The network architecture of AC-RNN is shown in Fig. 1. It contains three main parts: the ConvNet, the attention based RNN and the CTC. The AC-RNN takes plate images as input. Through deep convolutional neural layers, the AC-RNN learns a group of feature maps. It then departs the feature map into sequence feature blocks and sends them to Bi-LSTM RNN. After encoding and decoding training processes, pre-frame predictions are gotten. Then a length-fixed CTC is performed to classify the characters.

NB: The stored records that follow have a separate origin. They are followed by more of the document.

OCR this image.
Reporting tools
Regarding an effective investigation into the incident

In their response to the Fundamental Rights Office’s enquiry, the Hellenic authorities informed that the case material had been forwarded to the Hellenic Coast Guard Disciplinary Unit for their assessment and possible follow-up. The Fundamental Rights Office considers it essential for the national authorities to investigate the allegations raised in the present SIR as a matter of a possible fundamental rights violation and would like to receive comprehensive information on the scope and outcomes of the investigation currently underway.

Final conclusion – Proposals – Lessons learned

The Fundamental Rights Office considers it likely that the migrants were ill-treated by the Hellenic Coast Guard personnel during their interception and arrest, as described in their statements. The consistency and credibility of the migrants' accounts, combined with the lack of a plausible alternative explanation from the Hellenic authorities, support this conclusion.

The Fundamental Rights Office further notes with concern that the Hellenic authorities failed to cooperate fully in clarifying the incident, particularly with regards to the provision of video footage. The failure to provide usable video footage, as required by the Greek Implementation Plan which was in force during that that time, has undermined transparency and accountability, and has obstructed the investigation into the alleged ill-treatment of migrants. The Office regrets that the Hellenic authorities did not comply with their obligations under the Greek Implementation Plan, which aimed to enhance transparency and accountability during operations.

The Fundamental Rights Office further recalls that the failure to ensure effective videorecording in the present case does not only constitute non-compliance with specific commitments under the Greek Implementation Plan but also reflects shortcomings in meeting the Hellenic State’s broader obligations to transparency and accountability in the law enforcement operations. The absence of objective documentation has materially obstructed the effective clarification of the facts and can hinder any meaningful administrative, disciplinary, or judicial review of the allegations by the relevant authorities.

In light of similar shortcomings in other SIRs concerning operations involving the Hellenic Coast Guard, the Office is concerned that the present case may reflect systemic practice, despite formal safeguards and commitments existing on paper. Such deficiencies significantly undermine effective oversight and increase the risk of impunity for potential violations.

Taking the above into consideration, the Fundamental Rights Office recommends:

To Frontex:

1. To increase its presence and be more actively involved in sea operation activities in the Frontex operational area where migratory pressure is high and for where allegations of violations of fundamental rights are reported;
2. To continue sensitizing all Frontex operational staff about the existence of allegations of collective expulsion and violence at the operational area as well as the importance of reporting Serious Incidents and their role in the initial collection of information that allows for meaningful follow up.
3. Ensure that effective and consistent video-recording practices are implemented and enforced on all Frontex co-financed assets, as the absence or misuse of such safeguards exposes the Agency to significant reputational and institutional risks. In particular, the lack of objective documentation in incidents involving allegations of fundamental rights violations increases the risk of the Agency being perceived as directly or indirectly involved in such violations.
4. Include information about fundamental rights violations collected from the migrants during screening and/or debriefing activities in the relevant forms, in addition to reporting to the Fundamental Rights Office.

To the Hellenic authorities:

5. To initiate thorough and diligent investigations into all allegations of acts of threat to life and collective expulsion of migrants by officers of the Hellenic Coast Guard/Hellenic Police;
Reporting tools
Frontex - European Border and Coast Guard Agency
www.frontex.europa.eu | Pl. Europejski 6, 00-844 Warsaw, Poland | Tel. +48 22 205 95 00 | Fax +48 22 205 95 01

The AC-RNN works consecutively in an end-to-end fashion which inputs a plate image and outputs the predicted labels.

Fig. 1.
figure 1

Attention enhanced ConvNet-RNN.

3.2 Interval for Semantic Enhancement

LSTM is well known for its ability to capture long-range dependencies. Therefore, LSTM is widely used in voice recognition, Optical Character Recognition (OCR), text categories and so on. As often observed, the characters of vehicle license plate have semantic connections in the context. Since the LSTM is directional, to make the best use of context information, the AC-RNN adopts a bidirectional LSTM. On the other hand, differed with language translation or OCR tasks, which the LSTM is intuitively fit for, the characters on a plate are weakly relevant. Following the rules, some characters are fixed according to the car properties while other characters may be generated randomly.

In order to strengthen the correlations between characters on a plate, characters named empty of sequence (EOS) are inserted at the intervals to the sequential labels when training the model.

Fig. 2.
figure 2

Sample of interval character in sequence.

As shown in Fig. 2, the EOS participates in the training of the attention-based recurrent neural network. In the case of Chinese vehicle license plate, the AC-RNN adopts the rule that inserting the EOS at each interval between neighbouring pairs of characters showed with solid EOS labeled rectangles. The interval characters could help distinguishing the gaps of characters in the plate. It also strengthens the correlation of sequence that the LSTM need. The EOS in the prediction sequence needs removing before output.

3.3 Attention Based RNN Decoder

Differed with classic CRNN, attention based CRNN has an additional attention model to learn the weights map, helping the neural network to perform classification better. As shown in Fig. 3, the attention model tries to learn a weights map \(a_{ij}\), which could tell how relevant is the part of the source hidden \(h_{j}\) to a target frame. Then the RNN input \(c_{i}\) could be calculated by the following equation.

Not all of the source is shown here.